3. The trial judge did not err in referring to Jaura
[ 49 ] In the written material the appellant submits that the trial judge erred in relying on the reasoning in his own decision of Jaura . That case stands for the proposition that the court can reject the appellant’s evidence based on the acceptance of the complainant’s evidence. There is no merit to this argument for two reasons.
[ 50 ] First, the trial judge did not rely on this reasoning in convicting the appellant. To the contrary, the trial judge did not find the complainant’s evidence by itself to be so credible as in Jaura , that it overwhelmed the appellant’s evidence. Rather the trial judge held that without corroborative evidence he was left with a reasonable doubt about the complainant’s evidence. As he stated,
I do not find her evidence by itself to be so credible that, as in Jaura , it overwhelms the defendant’s evidence and permits me to conclude that it is completely unworthy of belief. I am quite satisfied that the complainant’s evidence is generally provably true, but with respect to most of the counts where there is no support for her evidence, I must have a reasonable doubt.

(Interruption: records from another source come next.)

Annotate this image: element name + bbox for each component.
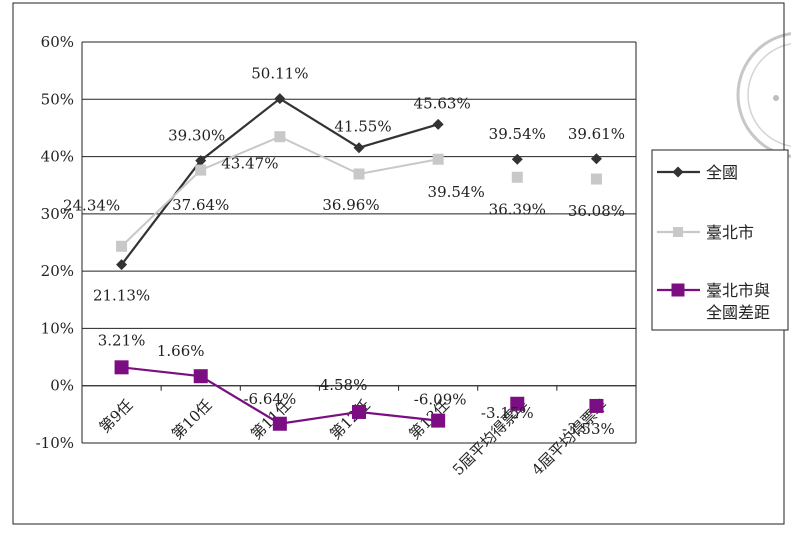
data-label: -3.53% (562, 420, 615, 438)
data-point (432, 118, 444, 130)
data-point (432, 153, 444, 165)
y-tick-label: 20% (41, 262, 74, 280)
data-label: 3.21% (98, 331, 146, 349)
y-tick-label: 30% (41, 205, 74, 223)
legend-swatch-marker (671, 283, 685, 297)
data-label: 43.47% (221, 155, 278, 173)
data-point (589, 398, 604, 413)
data-label: 36.08% (568, 202, 625, 220)
data-point (272, 416, 287, 431)
legend-label: 全國 (706, 163, 738, 182)
y-tick-label: 50% (41, 90, 74, 108)
data-label: -4.58% (315, 376, 368, 394)
data-label: 39.30% (168, 127, 225, 145)
data-point (116, 259, 128, 271)
x-tick-label: 第10任 (168, 396, 215, 443)
data-point (353, 142, 365, 154)
data-label: -6.09% (414, 391, 467, 409)
legend-swatch-marker (673, 227, 683, 237)
data-label: 24.34% (63, 196, 120, 214)
data-label: 36.96% (322, 196, 379, 214)
data-label: -3.15% (481, 404, 534, 422)
data-point (431, 413, 446, 428)
data-label: 39.54% (428, 183, 485, 201)
data-point (274, 93, 286, 105)
y-tick-label: 10% (41, 319, 74, 337)
data-point (511, 171, 523, 183)
y-tick-label: -10% (36, 434, 74, 452)
data-label: 21.13% (93, 287, 150, 305)
data-point (195, 164, 207, 176)
y-tick-label: 40% (41, 148, 74, 166)
y-tick-label: 60% (41, 33, 74, 51)
data-point (195, 155, 207, 167)
legend-label: 全國差距 (706, 303, 770, 322)
x-tick-label: 第9任 (96, 396, 137, 437)
data-label: 45.63% (414, 94, 471, 112)
data-point (590, 173, 602, 185)
y-tick-label: 0% (50, 377, 74, 395)
legend-swatch-marker (672, 166, 684, 178)
legend-label: 臺北市 (706, 223, 754, 242)
data-point (353, 168, 365, 180)
data-label: 41.55% (334, 118, 391, 136)
data-label: 36.39% (489, 200, 546, 218)
series-line (120, 135, 439, 248)
data-label: -6.64% (243, 390, 296, 408)
legend-label: 臺北市與 (706, 281, 770, 300)
data-point (590, 153, 602, 165)
data-point (193, 369, 208, 384)
data-label: 1.66% (157, 342, 205, 360)
data-point (511, 153, 523, 165)
data-label: 39.61% (568, 125, 625, 143)
data-label: 50.11% (251, 65, 308, 83)
data-point (274, 131, 286, 143)
data-label: 39.54% (489, 125, 546, 143)
data-point (510, 396, 525, 411)
x-tick-label: 第12任 (326, 396, 373, 443)
seal-watermark (736, 32, 791, 158)
data-point (116, 240, 128, 252)
legend-box (651, 149, 789, 331)
data-point (114, 360, 129, 375)
data-point (352, 404, 366, 419)
data-label: 37.64% (172, 196, 229, 214)
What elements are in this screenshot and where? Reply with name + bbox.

[ 51 ] Second, even if the trial judge had relied on the reasoning in Jaura , that would not be an error of law because the Court of Appeal affirmed the reasoning in Jaura in R. v. J.J.R.D. , 2006 40088 (ON CA) , 215 C.C.C. (3d) 252, leave to appeal denied 2007 16771 (SCC) . This ground of appeal must fail.
Conclusion
[ 52 ] The appeal is dismissed.
Dennison J.
Released: February 24, 2026
COURT FILE NO.: SCA (P) 432/25
DATE: 2026 02 24
ONTARIO SUPERIOR COURT OF JUSTICE SUMMARY CONVICTION APPEAL COURT B E T W E E N: HIS MAJESTY THE KING Respondent - and - E. D. Appellant REASONS FOR JUDGMENT Dennison J.